Individuelle Entwicklung als wichtigen Bestandteil

Umso wichtiger ist für Cimen die Entwicklung. Sein Ansatz ist klar formuliert: "Wo können wir uns als Mannschaft verbessern? Und wo können wir einzelne Spieler besser machen?" Dahinter steckt eine Überzeugung: Wenn sich die Spieler individuell weiterentwickeln, wächst automatisch auch die Mannschaft - und damit die Erfolgschancen. Dabei arbeitet Fulda an einer Balance, die sich über Jahre entwickelt hat. Die Defensive war lange das Fundament, nun soll Schritt für Schritt mehr Qualität im Spiel mit Ball hinzukommen, ohne die Stabilität zu verlieren.
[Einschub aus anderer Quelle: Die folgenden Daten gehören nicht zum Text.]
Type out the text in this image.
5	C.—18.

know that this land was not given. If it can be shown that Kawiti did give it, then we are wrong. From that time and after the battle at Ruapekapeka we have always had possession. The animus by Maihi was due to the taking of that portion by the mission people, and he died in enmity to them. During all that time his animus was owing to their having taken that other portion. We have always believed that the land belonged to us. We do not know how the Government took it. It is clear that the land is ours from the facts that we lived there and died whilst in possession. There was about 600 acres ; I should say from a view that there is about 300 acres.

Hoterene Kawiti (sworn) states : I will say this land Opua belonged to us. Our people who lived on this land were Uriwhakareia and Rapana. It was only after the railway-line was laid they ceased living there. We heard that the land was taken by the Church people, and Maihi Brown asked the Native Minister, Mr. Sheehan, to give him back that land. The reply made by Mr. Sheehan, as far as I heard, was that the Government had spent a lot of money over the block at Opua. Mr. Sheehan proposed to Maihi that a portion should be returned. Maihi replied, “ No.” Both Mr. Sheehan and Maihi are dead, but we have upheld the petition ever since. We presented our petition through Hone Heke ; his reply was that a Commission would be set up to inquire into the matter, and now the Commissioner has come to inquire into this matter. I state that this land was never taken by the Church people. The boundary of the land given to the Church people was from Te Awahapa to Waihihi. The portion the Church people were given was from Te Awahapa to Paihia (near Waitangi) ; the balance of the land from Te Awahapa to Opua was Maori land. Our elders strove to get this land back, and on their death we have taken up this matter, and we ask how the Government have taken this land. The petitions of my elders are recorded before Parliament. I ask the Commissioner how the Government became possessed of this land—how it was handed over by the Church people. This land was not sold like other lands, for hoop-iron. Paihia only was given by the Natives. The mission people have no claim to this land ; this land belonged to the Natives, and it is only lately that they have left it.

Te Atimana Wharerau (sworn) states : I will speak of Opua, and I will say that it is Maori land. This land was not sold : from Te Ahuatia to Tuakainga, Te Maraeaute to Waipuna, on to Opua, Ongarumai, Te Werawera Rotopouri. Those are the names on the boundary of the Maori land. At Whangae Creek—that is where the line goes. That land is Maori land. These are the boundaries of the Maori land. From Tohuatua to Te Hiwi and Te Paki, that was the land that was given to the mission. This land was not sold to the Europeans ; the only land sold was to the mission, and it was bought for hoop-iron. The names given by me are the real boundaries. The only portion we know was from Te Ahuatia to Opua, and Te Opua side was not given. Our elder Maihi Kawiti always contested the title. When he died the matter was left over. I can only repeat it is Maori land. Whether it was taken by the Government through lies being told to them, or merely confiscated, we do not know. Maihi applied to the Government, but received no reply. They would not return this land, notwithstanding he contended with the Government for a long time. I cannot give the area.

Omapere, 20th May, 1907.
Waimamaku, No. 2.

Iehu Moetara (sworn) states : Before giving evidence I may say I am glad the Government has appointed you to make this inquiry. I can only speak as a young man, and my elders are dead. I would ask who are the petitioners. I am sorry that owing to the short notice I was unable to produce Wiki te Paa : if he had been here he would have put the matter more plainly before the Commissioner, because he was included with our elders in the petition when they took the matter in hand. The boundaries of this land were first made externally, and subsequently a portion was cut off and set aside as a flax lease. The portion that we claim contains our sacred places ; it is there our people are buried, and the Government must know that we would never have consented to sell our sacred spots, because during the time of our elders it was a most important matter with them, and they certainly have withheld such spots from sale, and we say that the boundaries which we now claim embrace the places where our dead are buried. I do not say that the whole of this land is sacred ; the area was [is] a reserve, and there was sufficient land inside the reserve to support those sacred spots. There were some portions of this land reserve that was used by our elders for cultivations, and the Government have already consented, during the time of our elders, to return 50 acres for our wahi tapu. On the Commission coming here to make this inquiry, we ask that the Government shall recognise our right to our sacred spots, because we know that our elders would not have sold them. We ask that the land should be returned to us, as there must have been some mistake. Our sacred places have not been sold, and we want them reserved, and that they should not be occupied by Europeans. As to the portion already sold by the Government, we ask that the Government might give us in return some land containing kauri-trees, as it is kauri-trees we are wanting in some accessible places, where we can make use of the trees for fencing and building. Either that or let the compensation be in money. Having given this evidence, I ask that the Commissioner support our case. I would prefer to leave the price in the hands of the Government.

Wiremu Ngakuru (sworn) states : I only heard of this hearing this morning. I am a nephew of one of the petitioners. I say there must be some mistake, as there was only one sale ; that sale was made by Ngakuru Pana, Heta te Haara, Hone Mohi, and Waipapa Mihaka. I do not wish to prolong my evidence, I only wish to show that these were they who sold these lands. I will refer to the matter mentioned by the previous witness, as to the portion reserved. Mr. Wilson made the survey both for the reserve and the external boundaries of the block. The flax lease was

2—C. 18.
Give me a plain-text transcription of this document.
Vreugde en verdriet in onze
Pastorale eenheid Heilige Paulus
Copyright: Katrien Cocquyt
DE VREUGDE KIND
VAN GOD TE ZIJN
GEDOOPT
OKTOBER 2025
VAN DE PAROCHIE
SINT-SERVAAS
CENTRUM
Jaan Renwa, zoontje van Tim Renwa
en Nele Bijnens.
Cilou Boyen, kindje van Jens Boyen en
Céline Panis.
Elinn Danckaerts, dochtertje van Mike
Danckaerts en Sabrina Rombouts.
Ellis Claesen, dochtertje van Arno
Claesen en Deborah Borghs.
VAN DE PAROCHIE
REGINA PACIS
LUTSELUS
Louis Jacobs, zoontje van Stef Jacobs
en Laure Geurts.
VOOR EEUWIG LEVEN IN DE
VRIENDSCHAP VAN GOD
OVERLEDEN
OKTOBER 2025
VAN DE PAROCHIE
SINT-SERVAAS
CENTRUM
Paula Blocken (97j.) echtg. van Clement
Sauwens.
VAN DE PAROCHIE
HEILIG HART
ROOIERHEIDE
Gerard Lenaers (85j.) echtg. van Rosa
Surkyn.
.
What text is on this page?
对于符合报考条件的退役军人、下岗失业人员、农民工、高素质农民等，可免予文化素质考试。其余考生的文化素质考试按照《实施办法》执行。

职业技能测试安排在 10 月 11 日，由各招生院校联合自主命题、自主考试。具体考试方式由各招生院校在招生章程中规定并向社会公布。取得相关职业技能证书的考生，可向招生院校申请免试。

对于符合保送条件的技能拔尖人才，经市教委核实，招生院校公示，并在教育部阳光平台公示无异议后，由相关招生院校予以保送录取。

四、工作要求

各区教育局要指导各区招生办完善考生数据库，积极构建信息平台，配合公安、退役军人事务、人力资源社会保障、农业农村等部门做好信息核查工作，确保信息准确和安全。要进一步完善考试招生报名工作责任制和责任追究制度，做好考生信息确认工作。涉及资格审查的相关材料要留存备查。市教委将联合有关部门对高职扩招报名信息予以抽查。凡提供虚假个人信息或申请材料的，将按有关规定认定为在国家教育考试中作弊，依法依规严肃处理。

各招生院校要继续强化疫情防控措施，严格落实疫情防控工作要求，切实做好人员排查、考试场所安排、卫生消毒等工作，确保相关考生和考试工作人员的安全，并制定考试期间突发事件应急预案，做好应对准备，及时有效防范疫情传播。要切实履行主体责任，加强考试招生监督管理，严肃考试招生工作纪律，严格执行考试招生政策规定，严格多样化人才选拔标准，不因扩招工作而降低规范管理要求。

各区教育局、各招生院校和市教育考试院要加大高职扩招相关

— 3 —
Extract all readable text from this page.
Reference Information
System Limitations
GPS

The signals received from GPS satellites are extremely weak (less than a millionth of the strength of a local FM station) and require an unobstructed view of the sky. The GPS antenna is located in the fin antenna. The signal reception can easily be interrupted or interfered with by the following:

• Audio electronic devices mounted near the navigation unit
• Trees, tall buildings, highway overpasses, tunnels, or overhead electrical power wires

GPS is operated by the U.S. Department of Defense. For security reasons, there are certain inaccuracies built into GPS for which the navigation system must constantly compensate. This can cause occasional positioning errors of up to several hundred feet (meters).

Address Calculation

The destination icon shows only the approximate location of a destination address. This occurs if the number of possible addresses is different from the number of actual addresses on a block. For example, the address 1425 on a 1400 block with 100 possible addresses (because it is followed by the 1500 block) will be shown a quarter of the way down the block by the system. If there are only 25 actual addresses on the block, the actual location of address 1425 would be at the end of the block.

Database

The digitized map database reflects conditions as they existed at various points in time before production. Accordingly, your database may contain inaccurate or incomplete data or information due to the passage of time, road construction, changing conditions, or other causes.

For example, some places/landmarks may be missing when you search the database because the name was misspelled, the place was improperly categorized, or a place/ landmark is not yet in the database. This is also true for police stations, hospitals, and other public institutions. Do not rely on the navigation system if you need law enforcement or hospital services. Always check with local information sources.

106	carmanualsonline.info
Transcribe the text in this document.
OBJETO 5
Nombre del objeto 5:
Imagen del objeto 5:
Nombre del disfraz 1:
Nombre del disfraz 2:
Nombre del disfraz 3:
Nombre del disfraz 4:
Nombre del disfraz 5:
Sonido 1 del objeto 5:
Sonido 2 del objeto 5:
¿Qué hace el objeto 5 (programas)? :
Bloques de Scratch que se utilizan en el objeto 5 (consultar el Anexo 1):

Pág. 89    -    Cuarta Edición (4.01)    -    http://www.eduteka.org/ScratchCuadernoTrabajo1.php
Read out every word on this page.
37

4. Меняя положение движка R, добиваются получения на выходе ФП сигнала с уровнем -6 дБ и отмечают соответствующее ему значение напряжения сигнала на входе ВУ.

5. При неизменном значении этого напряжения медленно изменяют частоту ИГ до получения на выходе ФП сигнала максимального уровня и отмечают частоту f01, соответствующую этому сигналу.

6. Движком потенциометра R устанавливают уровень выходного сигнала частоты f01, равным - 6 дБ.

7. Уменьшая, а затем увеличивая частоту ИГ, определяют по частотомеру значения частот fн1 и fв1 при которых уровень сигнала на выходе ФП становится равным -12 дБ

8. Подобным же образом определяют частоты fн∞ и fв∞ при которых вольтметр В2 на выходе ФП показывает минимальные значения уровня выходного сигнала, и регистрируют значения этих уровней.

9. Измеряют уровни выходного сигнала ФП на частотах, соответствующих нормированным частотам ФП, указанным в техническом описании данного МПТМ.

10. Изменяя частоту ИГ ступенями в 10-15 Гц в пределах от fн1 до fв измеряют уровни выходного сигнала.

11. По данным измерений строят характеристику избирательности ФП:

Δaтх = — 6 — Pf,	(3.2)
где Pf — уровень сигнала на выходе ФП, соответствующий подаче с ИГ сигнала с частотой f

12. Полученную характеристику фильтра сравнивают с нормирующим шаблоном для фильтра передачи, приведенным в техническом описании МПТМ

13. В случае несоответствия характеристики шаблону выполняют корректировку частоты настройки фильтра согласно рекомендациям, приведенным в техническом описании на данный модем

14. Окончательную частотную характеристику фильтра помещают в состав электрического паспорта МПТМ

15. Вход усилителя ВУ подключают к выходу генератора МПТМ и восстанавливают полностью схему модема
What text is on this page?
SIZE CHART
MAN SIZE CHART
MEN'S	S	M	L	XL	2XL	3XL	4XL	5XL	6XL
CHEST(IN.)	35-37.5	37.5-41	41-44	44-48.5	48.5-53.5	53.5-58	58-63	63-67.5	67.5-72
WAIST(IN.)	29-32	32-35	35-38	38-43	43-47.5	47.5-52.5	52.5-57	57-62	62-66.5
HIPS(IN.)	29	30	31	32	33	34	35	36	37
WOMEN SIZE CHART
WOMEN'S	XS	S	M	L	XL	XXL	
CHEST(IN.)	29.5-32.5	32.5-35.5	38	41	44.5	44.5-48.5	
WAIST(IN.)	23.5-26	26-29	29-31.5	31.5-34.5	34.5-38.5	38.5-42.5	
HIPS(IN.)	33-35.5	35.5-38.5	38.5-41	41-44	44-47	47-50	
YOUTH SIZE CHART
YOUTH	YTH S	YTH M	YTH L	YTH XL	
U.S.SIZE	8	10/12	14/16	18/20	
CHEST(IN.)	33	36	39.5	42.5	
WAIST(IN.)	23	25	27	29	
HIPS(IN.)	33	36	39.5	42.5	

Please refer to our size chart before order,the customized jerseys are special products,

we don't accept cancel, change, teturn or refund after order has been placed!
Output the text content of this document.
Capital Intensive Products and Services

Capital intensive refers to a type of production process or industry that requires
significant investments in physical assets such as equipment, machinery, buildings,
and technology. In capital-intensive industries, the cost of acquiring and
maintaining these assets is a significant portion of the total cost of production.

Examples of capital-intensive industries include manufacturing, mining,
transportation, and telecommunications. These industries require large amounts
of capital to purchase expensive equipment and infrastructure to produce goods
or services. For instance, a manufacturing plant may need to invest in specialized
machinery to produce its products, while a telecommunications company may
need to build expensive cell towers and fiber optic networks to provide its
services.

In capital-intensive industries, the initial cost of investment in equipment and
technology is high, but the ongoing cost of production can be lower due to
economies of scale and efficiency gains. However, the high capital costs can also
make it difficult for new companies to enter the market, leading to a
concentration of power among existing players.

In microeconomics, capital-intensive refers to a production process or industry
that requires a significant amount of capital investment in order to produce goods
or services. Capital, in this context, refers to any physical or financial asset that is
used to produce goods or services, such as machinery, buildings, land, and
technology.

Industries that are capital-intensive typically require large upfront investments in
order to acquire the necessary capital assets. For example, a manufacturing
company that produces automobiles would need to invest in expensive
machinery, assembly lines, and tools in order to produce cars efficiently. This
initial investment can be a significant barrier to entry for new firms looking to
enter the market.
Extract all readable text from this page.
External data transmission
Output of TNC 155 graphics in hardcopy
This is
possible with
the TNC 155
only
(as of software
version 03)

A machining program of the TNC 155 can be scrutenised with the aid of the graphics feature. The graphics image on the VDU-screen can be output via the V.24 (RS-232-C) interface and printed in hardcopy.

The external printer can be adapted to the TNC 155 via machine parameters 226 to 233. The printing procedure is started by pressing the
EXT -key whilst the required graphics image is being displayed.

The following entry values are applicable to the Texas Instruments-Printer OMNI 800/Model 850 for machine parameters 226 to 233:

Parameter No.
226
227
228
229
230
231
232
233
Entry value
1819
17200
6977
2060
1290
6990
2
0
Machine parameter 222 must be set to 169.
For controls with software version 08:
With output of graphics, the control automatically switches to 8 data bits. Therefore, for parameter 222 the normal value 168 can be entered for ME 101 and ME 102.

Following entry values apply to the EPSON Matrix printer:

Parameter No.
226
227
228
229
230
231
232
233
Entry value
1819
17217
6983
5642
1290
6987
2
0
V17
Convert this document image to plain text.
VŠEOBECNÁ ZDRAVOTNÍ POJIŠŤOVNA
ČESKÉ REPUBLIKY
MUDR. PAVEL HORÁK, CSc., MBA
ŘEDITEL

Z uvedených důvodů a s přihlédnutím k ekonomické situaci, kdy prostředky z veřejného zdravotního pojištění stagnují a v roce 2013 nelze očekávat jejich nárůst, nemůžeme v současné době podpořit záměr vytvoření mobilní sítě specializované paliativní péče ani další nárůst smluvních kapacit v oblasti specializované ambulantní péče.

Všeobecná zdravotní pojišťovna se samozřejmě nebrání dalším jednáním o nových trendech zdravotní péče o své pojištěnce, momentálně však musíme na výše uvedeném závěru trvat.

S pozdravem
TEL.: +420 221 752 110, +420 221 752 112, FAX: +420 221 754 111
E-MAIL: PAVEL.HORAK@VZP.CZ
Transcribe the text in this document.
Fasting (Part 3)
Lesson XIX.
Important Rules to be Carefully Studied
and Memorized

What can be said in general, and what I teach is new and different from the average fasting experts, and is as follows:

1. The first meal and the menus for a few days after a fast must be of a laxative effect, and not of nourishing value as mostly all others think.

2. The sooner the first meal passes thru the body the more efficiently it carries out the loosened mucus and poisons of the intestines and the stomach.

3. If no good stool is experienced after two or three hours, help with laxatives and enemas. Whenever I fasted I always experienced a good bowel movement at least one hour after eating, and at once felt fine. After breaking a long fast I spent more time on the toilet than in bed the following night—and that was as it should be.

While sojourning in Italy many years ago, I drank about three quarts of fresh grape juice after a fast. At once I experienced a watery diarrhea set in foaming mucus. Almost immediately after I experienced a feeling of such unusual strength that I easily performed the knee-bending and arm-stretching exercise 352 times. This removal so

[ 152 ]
Ein zentrales Thema bleibt dabei der Kopf. Gerade in Phasen mit vielen Unentschieden hat vielleicht "dieser eine dreckige Sieg" gefehlt, um Blockaden zu lösen. "Der Kopf spielt im Fußball eine unglaublich wesentliche Rolle", sagt Cimen. Gleichzeitig hebt er die Mentalität seines Teams hervor. Rückstände hätten die Mannschaft selten aus der Bahn geworfen - im Gegenteil: Oft sei man zurückgekommen und habe sich noch einen oder mehrere Punkte geholt. "Das zeigt, wie die Mannschaft mit Rückständen umgeht." Trotzdem gilt intern ein klarer Anspruch: Auch Siege werden kritisch aufgearbeitet. "Wir sagen nicht: Alles war gut, nur weil wir gewonnen haben." Fehler werden klar angesprochen - unabhängig vom Ergebnis.

Veränderungen im Kader und Aufblühen der Neuzugänge

Veränderungen im Kader mussten ebenfalls aufgefangen werden, etwa der Abgang von Identifikationsfigur Patrick Schaaf. "So einen Spieler kannst du nicht ersetzen", stellt Cimen klar. Stattdessen habe man Verantwortung auf mehrere Schultern verteilt. Das hat Zeit gebraucht, funktioniert inzwischen aber gut und hat der Mannschaft sogar eine neue Struktur gegeben.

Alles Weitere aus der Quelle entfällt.